Is ceramic better than Teflon? The main reason people choose ceramic-coated cookware over Teflon is because it is PFTE-free, making it a ‘greener’ option and a ‘healthier’ choice for many. So yes, in important ways it is better.

Otherwise, these cookware types offer similar advantages and disadvantages in using non-stick pots and pans.

Safety concerns with nonstick in general are to do with additives in the nonstick coating. Teflon and ceramic are two basic types of non stick coating on the market today. Another, newer one, is the plant-based one I more recently wrote about.

  • Safety concerns with nonstick health-wise arise because of the compounds used in making the slippery coating of the early nonstick pans of Teflon.
  • Scientists, environmentalists, and consumer advocacy groups alike expressed concerns about the potential health risks associated with compounds used in the making of the Teflon coating. One is polytetrafluoroethylene (PFTE), but the compound of most concern is perfluorooctanoic acid (PFOA).

At the request of authorities such as the Environmental Protection Agency, major chemical manufacturers phased out incorporating PFOA in the end product, with Teflon nonstick pans now PFOA-free, from 2013 onwards. 

Now, according to the American Cancer Society: “Other than the possible risk of flu-like symptoms from breathing in fumes from an overheated Teflon-coated pan, there are no proven risks to humans from using cookware coated with Teflon (or other non-stick surfaces).”

Still, it is thought high heat use with Teflon pans results in dangerous ‘off-gassing’ of fumes, which are especially deadly to caged birds.

Recent research suggests that even “at normal cooking temperatures, PTFE-coated cookware releases various gases and chemicals that present mild to severe toxicity” (Sajid & Ilyas, 2017).
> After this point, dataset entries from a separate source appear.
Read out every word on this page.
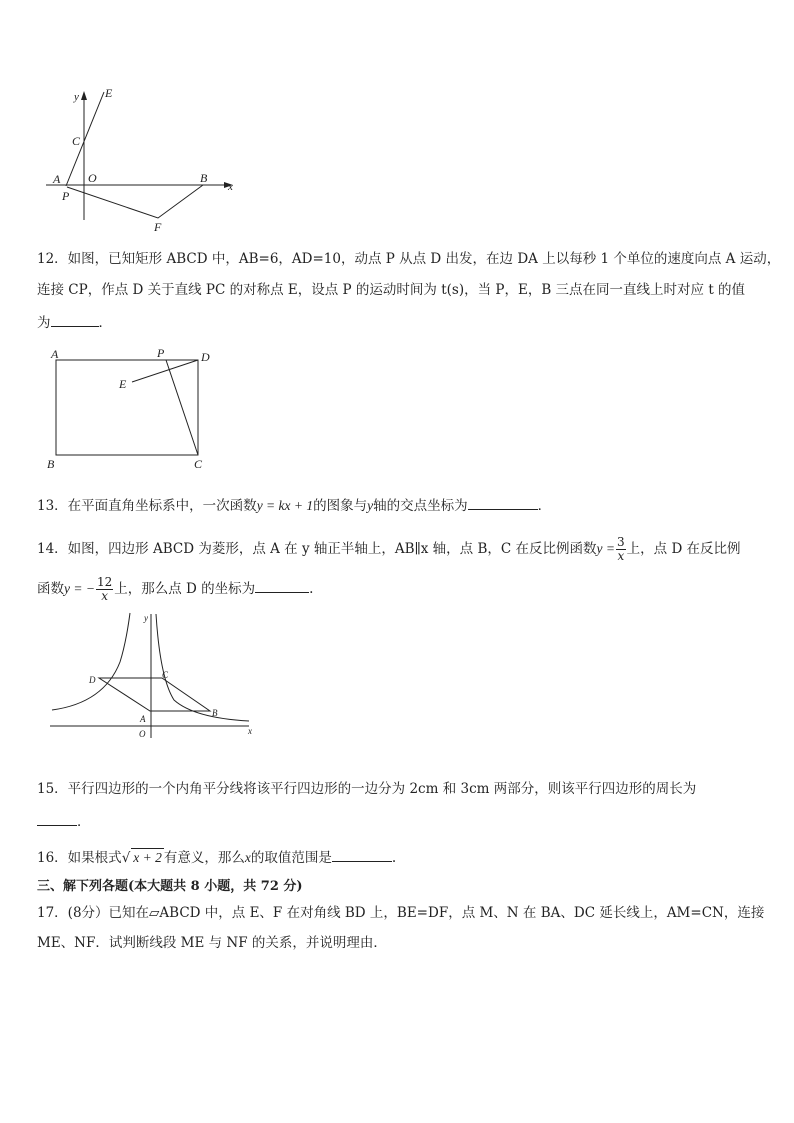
y E
C
A O	B
x
P
F
12．如图，已知矩形 ABCD 中，AB=6，AD=10，动点 P 从点 D 出发，在边 DA 上以每秒 1 个单位的速度向点 A 运动，
连接 CP，作点 D 关于直线 PC 的对称点 E，设点 P 的运动时间为 t(s)，当 P，E，B 三点在同一直线上时对应 t 的值
为	．
A	P	D
E
B	C
13．在平面直角坐标系中，一次函数y = kx + 1的图象与y轴的交点坐标为	．
14．如图，四边形 ABCD 为菱形，点 A 在 y 轴正半轴上，AB∥x 轴，点 B，C 在反比例函数$y = \frac{3}{x}$ 上，点 D 在反比例
函数y = − $\frac{12}{x}$ 上，那么点 D 的坐标为	.
y
D	C
A
B
O	x
15．平行四边形的一个内角平分线将该平行四边形的一边分为 2cm 和 3cm 两部分，则该平行四边形的周长为
．
16．如果根式√ x + 2 有意义，那么x的取值范围是	.
三、解下列各题(本大题共 8 小题，共 72 分)
17．(8分）已知在▱ABCD 中，点 E、F 在对角线 BD 上，BE=DF，点 M、N 在 BA、DC 延长线上，AM=CN，连接
ME、NF．试判断线段 ME 与 NF 的关系，并说明理由．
This is commonly referred to as the ‘Teflon® flu’. The same paper (and other outlets) raises concerns about GenX and similar alternatives, which replace the PFOA in Teflon pans, but of which less is known.

This uncertainty makes the odor of an overheated nonstick pan, even more, a turn-off.
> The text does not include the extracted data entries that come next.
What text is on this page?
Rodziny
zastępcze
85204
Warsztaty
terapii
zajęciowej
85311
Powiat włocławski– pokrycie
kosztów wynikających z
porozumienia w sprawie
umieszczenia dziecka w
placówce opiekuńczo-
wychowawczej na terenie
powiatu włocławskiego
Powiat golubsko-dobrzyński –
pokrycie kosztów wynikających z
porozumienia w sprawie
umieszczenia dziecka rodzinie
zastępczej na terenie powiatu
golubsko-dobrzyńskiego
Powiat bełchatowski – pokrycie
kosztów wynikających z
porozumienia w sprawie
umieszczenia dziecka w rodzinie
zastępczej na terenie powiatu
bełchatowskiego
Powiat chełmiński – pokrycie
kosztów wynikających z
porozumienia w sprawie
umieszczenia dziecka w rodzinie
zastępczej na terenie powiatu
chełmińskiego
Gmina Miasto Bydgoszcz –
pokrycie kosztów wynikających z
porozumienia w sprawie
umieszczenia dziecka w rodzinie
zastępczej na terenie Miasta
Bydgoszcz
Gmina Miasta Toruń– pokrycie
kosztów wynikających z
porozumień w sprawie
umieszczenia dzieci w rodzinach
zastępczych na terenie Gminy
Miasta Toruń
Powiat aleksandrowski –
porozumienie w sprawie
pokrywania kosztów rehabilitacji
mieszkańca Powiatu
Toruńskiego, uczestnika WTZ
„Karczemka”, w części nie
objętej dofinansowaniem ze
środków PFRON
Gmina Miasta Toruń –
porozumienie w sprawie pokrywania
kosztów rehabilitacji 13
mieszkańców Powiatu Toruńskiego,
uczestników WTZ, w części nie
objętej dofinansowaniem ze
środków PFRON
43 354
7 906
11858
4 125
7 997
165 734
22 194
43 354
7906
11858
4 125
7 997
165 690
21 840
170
Tip when using nonstick: Never heat an empty pan on a burner, use it in a hot oven, and stick to medium or low heat on the stovetop. 

Which is better, ceramic or Teflon?

Ceramic non-stick is in a cookware category that includes Teflon, which goes back to 1938. Where it’s superior to Teflon-coated cookware is that ceramic nonstick has no PTFE, making it is less worrisome for people who care about avoiding harm to the environment or to human health.

Similarities: Ceramic-coated vs. Teflon-coated cookware

  • Similar price range
  • Suited to a low-fat cooking style
  • Lightweight, so there’s no heavy lifting
  • A non-stick coating that’s non-reactive (doesn’t react to acidic foods)
  • Need care to avoid wearing away the cooking surface
  • Not best for cooking with high temperatures
  • Both claim to be free of PFOA (Teflon since 2012), which I cover below.

Let’s look at these two types of cookware in how they may differ or not in more detail, and then you can decide for yourself which is best for you.

Let’s start with Teflon.


In their Teflon cookware overview 2, the makers of Teflon, Chemours (a spin-off of DuPont), describe how it is a synthetic resin of polymerized tetrafluoroethylene (PTFE).1

To make Teflon-coated cookware, this PFTE formula is sprayed over a metal base to provide a nonstick cooking surface for cookware suited to using less fat or oil. 

Video: How Teflon is made

Discovery Channel shows the making of PTFE pans in this short video…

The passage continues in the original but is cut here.